Upon getting the Mist lab shut down, and in a concluding chase to stop Gary Lee, Griffin has Gary arrested. In the end, Griffin, Miltie, Speedbagger, and Casey move out of Los Angeles to Portland in order to a start a new life, away from their old ties. Gary buys his way out of prison and decides to trail Griffin, ending the movie in a sequel hook.

== Cast ==
- Corey Haim as Griffin
- Patricia Arquette as Detective Casey, LAPD
- Christopher Collet as Gary Lee
- Julius Harris as "Speedbagger"
- Devin Clark as Miltie
- Mark Pellegrino as Bango, Rollerboy Lieutenant
- Morgan Weisser as Bullwinkle, Rollerboy Lieutenant
- J.C. Quinn as Lieutenant Jaworski, LAPD
- Aron Eisenberg as Teen Boy
- Jake Dengel as Detective Tyler, LAPD
- G. Smokey Campbell as Detective Watt, LAPD
- John P. Connolly as Pinky, A Local Pizzeria Owner
- Dal Trader as Sergeant
- John-Michael Steele as Officer Rogers (uncredited)

== Production ==
On 25 October 1989, it was announced by Daily Variety that Japanese companies Gaga Communications, TV Tokyo, and the Victor Company were negotiating a deal with Academy Entertainment and American distributor Skouras Pictures to produce Prayer of the Rollerboys. Japanese investors believed the screenplay was easy to understand and that its emphasis on rollerblading gave it the commercial appeal needed for success. Photography began on 8 March 1990 and continued into the following month. The film was shot in Los Angeles, mainly based in Venice, however also including the Vincent Thomas Bridge alongside Santa Monica and areas around the Los Angeles Harbor. The film costed $2,400,000 (now $) to make. Of the weapons in this movie that were used, Gary Lee can be seen carrying a Smith & Wesson Model 3913 semi-automatic pistol. Furthermore, many rollerboys carried M16 rifles and later on buy Ruger Mini-14s.

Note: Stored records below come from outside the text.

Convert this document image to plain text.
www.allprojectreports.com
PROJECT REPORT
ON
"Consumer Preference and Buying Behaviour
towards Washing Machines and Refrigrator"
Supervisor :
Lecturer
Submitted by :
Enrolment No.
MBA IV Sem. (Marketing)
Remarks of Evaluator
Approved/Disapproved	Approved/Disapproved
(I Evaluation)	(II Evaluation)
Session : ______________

Writer W. Peter Iliff described his story as "A Clockwork Orange meets Blade Runner via the Lord of the Flies".

== Release ==
The movie premiered on 30 August 1991 in Los Angeles presented under Gaga Communications, Fox Lorber, Academy Entertainment, JVC, and TV Tokyo, and released by Castle Hill Productions.

== Reception ==
British critic Derek Winnert stated that "The impact of screenwriter W Peter Iliff’s distinctly weird and intriguing premise is gradually eroded by the eventually unsurprising developments in its interestingly outlandish storyline and also by the over-familiarity of the usual, regulation futuristic setting of a chaotic, dystopian tomorrow’s world, but the low-budget production is pepped up nicely by receiving sparky, imaginative handling by King and Haim’s sterling performance, proving a little star. Patricia Arquette, J C Quinn, Julius Harris, Devin Clark and Mark Pellegrino also help out, and there is definitely some wild fun to be found here." American film critic Leonard Maltin gave the film 2.5 out of 4 stars, stating that the movie consists of a "provocative idea weakened by needlessly excessive violence—and a painfully predictable ending".

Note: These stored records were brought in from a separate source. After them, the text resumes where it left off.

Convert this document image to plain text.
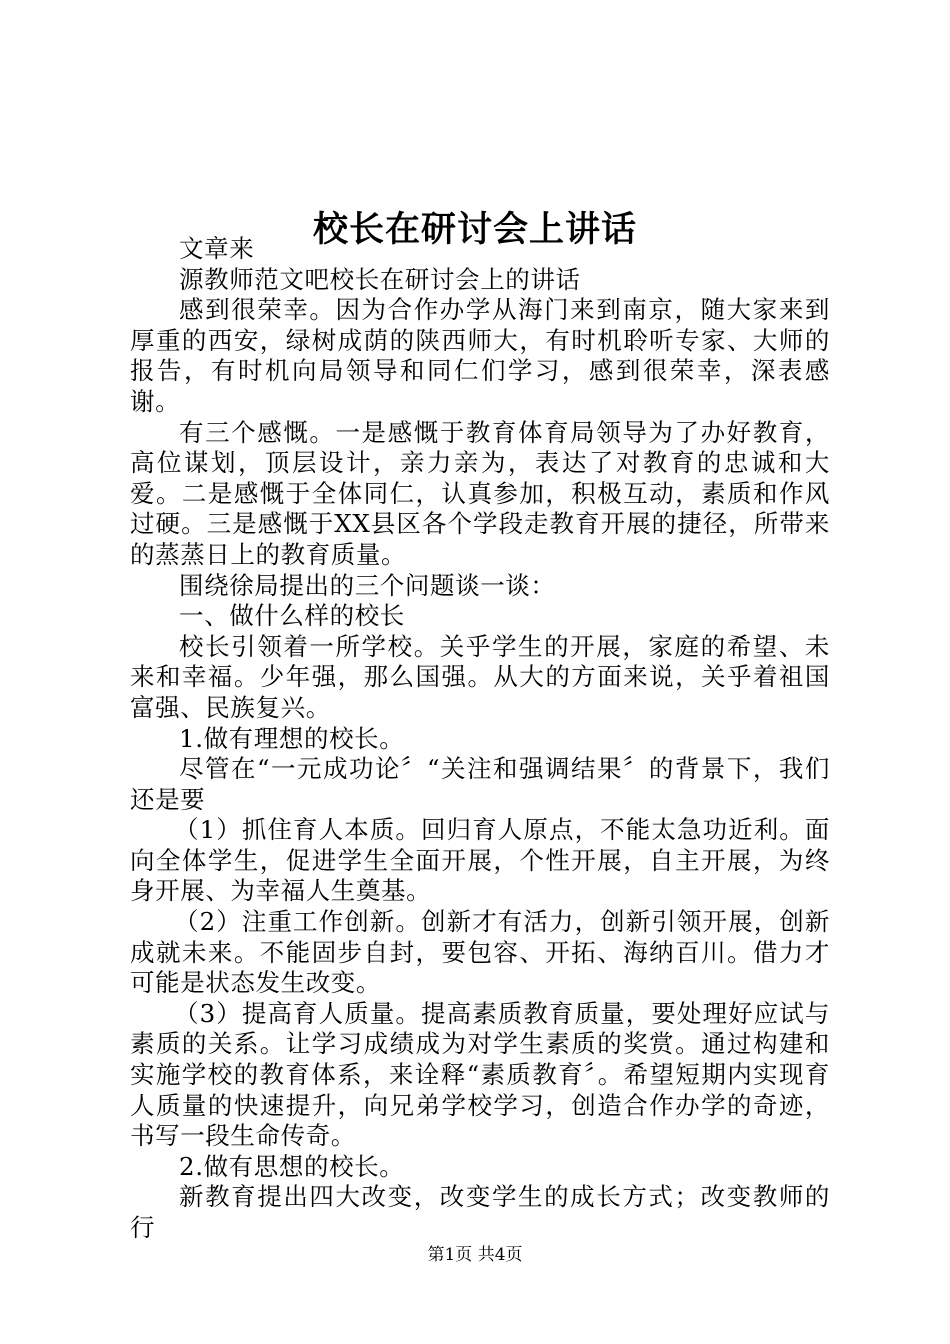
校长在研讨会上讲话

文章来

源教师范文吧校长在研讨会上的讲话

感到很荣幸。因为合作办学从海门来到南京，随大家来到厚重的西安，绿树成荫的陕西师大，有时机聆听专家、大师的报告，有时机向局领导和同仁们学习，感到很荣幸，深表感谢。

有三个感慨。一是感慨于教育体育局领导为了办好教育，高位谋划，顶层设计，亲力亲为，表达了对教育的忠诚和大爱。二是感慨于全体同仁，认真参加，积极互动，素质和作风过硬。三是感慨于XX县区各个学段走教育开展的捷径，所带来的蒸蒸日上的教育质量。

围绕徐局提出的三个问题谈一谈：

一、做什么样的校长

校长引领着一所学校。关乎学生的开展，家庭的希望、未来和幸福。少年强，那么国强。从大的方面来说，关乎着祖国富强、民族复兴。

1.做有理想的校长。

尽管在“一元成功论〞“关注和强调结果〞的背景下，我们还是要

（1）抓住育人本质。回归育人原点，不能太急功近利。面向全体学生，促进学生全面开展，个性开展，自主开展，为终身开展、为幸福人生奠基。

（2）注重工作创新。创新才有活力，创新引领开展，创新成就未来。不能固步自封，要包容、开拓、海纳百川。借力才可能是状态发生改变。

（3）提高育人质量。提高素质教育质量，要处理好应试与素质的关系。让学习成绩成为对学生素质的奖赏。通过构建和实施学校的教育体系，来诠释“素质教育〞。希望短期内实现育人质量的快速提升，向兄弟学校学习，创造合作办学的奇迹，书写一段生命传奇。

2.做有思想的校长。

新教育提出四大改变，改变学生的成长方式；改变教师的行

第1页 共4页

An editor at Time Out called the movie a "tame, teen-movie rip-off of - among others - Red Dawn, A Clockwork Orange and Surf Nazis Must Die" and stated that "the violence is toned down, the sex innocuous, the interest level zero". English film critic Kim Newman working for Empire gave the film 2 out of 5 stars and wrote that it's "Not great by any means, but compared to budding teen idol Haim's last star vehicle, the utterly mediocre Fast Getaway, this is almost class act status" and that "The various scenes featuring the gang gliding along the streets en masse in their stylish cream duster coats also have a certain idiotic charm and there's a fair amount of brutal action worked neatly into the proceedings".

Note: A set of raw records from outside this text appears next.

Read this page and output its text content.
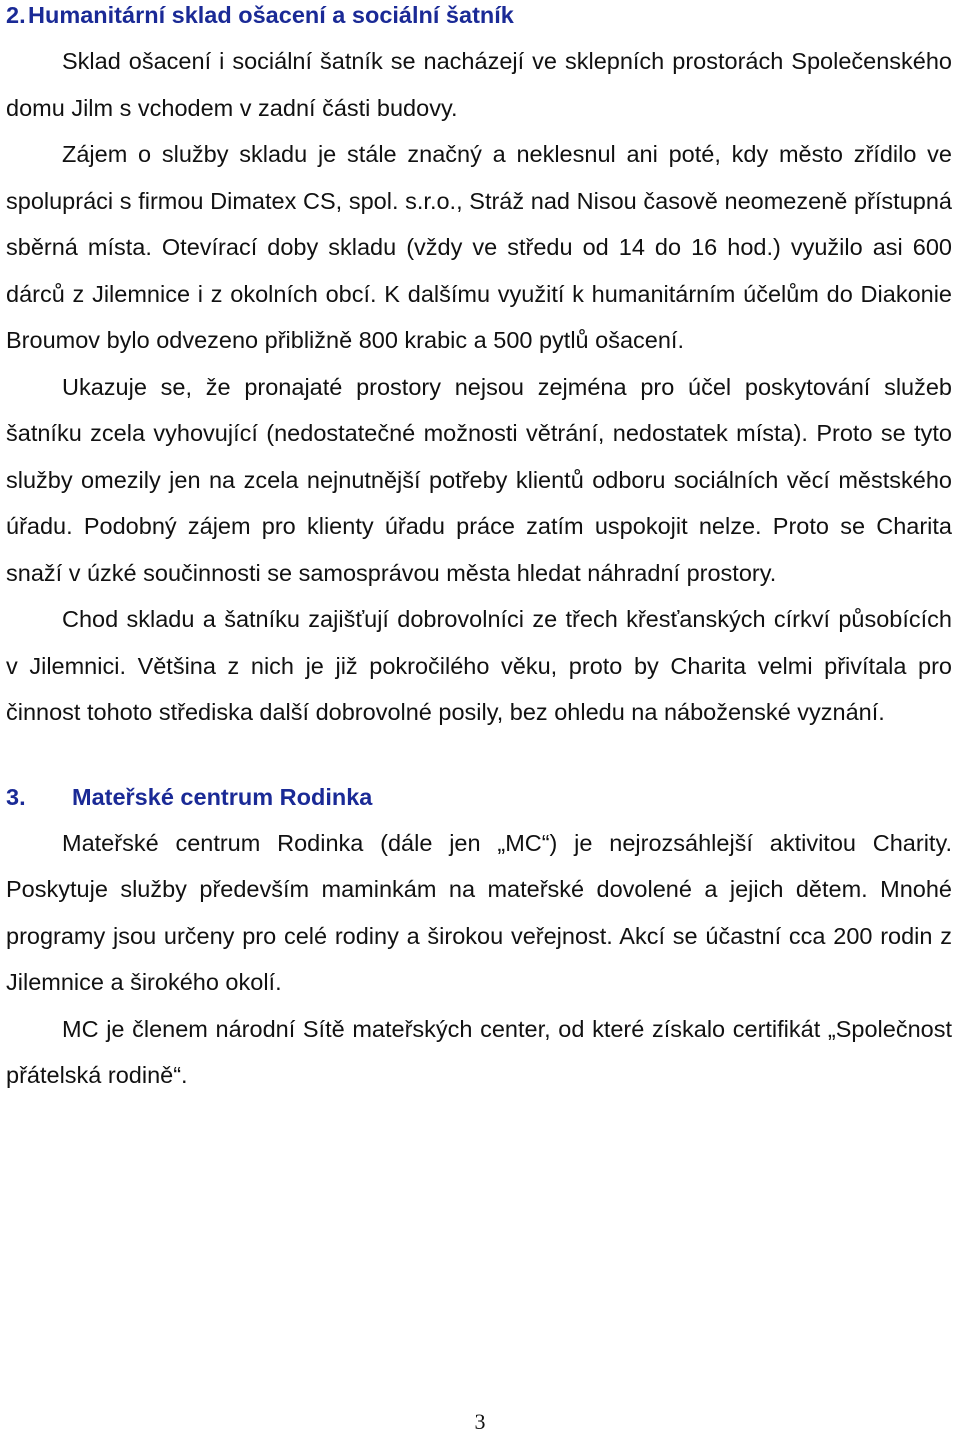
2. Humanitární sklad ošacení a sociální šatník

Sklad ošacení i sociální šatník se nacházejí ve sklepních prostorách Společenského domu Jilm s vchodem v zadní části budovy.

Zájem o služby skladu je stále značný a neklesnul ani poté, kdy město zřídilo ve spolupráci s firmou Dimatex CS, spol. s.r.o., Stráž nad Nisou časově neomezeně přístupná sběrná místa. Otevírací doby skladu (vždy ve středu od 14 do 16 hod.) využilo asi 600 dárců z Jilemnice i z okolních obcí. K dalšímu využití k humanitárním účelům do Diakonie Broumov bylo odvezeno přibližně 800 krabic a 500 pytlů ošacení.

Ukazuje se, že pronajaté prostory nejsou zejména pro účel poskytování služeb šatníku zcela vyhovující (nedostatečné možnosti větrání, nedostatek místa). Proto se tyto služby omezily jen na zcela nejnutnější potřeby klientů odboru sociálních věcí městského úřadu. Podobný zájem pro klienty úřadu práce zatím uspokojit nelze. Proto se Charita snaží v úzké součinnosti se samosprávou města hledat náhradní prostory.

Chod skladu a šatníku zajišťují dobrovolníci ze třech křesťanských církví působících v Jilemnici. Většina z nich je již pokročilého věku, proto by Charita velmi přivítala pro činnost tohoto střediska další dobrovolné posily, bez ohledu na náboženské vyznání.

3. Mateřské centrum Rodinka

Mateřské centrum Rodinka (dále jen „MC“) je nejrozsáhlejší aktivitou Charity. Poskytuje služby především maminkám na mateřské dovolené a jejich dětem. Mnohé programy jsou určeny pro celé rodiny a širokou veřejnost. Akcí se účastní cca 200 rodin z Jilemnice a širokého okolí.

MC je členem národní Sítě mateřských center, od které získalo certifikát „Společnost přátelská rodině“.

3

American film critic Kenneth Turan for the Los Angeles Times said that the movie "is reminiscent of those feisty low-budget exploitation films of the 1950s and ‘60s produced by folks like Roger Corman and Samuel Z. Arkoff for American International Pictures and that "What it lacks in terms of plot (comic book all the way) and acting (indifferent at best), it just about manages to make up for in spunky kinetic pizzaz". He also believed it likely took big inspiration from 1968 Wild in the Streets.

== Accolades ==
Prayer of the Rollerboys was nominated in the 18th Saturn Awards for Best Science Fiction Film and Best Performance by a Younger Actor.